時は流れ、30歳になってから、改めててんとう虫コミックスで全45巻を買い直した。その時僕は、きっとこれは共感してもらえないかもしれないけど「これなんだけど、これじゃない。」と思った。

世の中には取り返しのつかない事がある。もう二度と、セル画を透かした日々は帰ってこないのだ。

その時にハッと気が付いた。

F先生がお亡くなりになったのは、ちょうど僕がドラえもんを読まなくなり始めた時だ。と思っていたが、それは逆だったかもしれない。F先生の死で、僕の中のドラえもんは終わらせてしまっていたのだ。

なんて申し訳ないことをしたのだろう。F先生はそんな風な終わり方を望んではいないはずだ。

そんな思いの中で45巻セット、大長編セット、それを並べて本棚に入れて、最初から読み始めた。

すると不思議な事に読み飽きたはずの話の中に、今更ながらに「気づき」や「新たな疑問」がたくさん出てきたのである。

先生は、なぜこんな発想をしたのだろうか、この何気ない1コマに描かれている物はなんだろうか。これはもしや。はたまたこれは。F先生に聞いてみたい事が山ほどあるじゃないか。

とそんな具合に。

僕の中で終わったハズのドラえもんが、また新たなはじまりを見せたのである。

むしろ大人になってからの方がその疑問は増えて行きつつあり、1コマ1コマを読み飛ばせないのだ。そして、その読み方をすると、話は無限に広がっていく。
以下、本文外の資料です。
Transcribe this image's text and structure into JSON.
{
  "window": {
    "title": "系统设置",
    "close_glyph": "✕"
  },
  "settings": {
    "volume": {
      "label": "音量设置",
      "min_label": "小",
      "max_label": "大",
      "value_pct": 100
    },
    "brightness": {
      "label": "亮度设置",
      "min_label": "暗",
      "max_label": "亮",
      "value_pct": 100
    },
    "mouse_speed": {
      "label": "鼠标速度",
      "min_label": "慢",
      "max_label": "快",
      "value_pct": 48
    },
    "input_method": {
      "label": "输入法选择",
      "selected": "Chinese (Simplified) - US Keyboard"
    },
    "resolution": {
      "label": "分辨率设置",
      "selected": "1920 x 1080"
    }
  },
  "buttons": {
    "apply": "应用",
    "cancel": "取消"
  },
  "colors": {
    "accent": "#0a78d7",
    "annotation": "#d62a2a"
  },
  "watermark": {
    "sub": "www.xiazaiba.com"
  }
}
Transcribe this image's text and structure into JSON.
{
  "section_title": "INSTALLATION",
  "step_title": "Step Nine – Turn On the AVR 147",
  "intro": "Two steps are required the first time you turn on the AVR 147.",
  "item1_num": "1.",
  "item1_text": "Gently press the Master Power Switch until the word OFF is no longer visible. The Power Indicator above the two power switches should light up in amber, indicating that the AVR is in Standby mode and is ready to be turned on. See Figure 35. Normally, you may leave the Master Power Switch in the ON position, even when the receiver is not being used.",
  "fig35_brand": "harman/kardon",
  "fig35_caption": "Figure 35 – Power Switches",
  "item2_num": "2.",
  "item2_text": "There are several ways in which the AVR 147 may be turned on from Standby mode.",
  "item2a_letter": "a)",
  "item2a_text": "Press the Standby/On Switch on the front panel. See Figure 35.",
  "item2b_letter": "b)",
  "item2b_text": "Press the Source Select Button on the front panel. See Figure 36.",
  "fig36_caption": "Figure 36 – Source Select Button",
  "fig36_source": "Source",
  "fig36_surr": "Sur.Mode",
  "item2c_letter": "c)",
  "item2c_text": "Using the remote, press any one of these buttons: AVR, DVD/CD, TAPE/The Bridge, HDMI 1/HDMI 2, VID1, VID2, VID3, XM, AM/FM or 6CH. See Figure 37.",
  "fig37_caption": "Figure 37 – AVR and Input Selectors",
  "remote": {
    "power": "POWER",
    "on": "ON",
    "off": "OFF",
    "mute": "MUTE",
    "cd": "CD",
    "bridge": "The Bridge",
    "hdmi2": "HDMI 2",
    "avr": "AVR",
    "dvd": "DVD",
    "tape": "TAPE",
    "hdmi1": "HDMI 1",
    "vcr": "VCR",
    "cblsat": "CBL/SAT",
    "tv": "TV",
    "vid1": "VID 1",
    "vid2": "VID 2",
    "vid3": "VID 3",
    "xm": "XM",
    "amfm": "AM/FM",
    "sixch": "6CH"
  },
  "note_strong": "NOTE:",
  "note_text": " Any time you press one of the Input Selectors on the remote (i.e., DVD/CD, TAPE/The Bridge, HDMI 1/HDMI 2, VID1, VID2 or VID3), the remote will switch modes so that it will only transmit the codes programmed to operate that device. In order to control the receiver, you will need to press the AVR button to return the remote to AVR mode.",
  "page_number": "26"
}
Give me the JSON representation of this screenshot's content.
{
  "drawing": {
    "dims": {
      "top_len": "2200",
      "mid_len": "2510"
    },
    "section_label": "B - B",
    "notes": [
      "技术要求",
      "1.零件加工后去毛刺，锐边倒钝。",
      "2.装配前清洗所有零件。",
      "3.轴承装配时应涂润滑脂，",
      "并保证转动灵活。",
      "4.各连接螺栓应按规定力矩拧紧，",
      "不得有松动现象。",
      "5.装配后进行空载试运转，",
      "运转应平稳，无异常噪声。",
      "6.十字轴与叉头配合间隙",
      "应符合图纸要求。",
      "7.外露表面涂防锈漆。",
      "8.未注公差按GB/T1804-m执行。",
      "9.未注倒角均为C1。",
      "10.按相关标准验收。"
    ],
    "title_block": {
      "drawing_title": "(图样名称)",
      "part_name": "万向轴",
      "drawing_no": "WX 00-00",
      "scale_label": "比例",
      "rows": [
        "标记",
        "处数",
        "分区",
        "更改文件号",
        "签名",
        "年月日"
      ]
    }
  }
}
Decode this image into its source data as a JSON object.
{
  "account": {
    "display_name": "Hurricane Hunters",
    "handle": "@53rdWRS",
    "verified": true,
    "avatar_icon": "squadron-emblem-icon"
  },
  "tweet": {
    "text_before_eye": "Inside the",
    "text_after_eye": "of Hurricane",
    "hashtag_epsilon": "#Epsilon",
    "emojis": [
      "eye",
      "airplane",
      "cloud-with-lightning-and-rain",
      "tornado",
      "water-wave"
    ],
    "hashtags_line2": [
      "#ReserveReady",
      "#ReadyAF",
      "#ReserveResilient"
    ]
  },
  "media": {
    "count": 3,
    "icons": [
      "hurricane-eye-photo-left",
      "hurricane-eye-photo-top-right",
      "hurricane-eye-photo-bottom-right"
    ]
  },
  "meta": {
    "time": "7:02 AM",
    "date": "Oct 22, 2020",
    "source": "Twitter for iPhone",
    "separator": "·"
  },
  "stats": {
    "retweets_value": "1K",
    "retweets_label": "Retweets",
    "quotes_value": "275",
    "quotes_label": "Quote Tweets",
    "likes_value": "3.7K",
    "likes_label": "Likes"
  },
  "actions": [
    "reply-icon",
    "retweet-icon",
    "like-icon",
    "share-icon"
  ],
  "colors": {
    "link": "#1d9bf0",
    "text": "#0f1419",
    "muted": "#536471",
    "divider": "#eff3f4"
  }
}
これは、昔の僕がいかに漫然と読んでいたかがわかる出来事だった。読み解いたり、読み深めていない。という事が分かったのだ。

だから今、F先生に聞きたいことが沢山ある。

しかし、コロコロコミックの宛てにハガキを送っても、F先生はもうこの世にいらっしゃらない。だから、F先生の作品の中で何かに疑問を持ったとしても、もはや本当の答えを得る事は出来ないのだ。

僕が知る日本一のクリエイター。僕の人格に影響を与え、優しさや厳しさ、友情や努力、ブラックユーモア、皮肉、「オモシロさ」の基準を作った人。尊敬する偉大な人物。

もし僕が死んで天国か何かで先生に質問させてもらえる機会があるとしたら、しょうもない僕は緊張のあまりに、しょうもない質問しか浮かんでこないかもしれない。普通の会話ができるかどうかも疑問だ。

だから用意しておこうと思う。

1コマ1コマに感動した事や、感じた事なども含めて用意しておく。先生が「なるほど、それはですね・・・」と嬉しそうに話してくれる事を妄想しながら僕なりの思いを綴っておく。

これは僕の先生への質問状なのだ。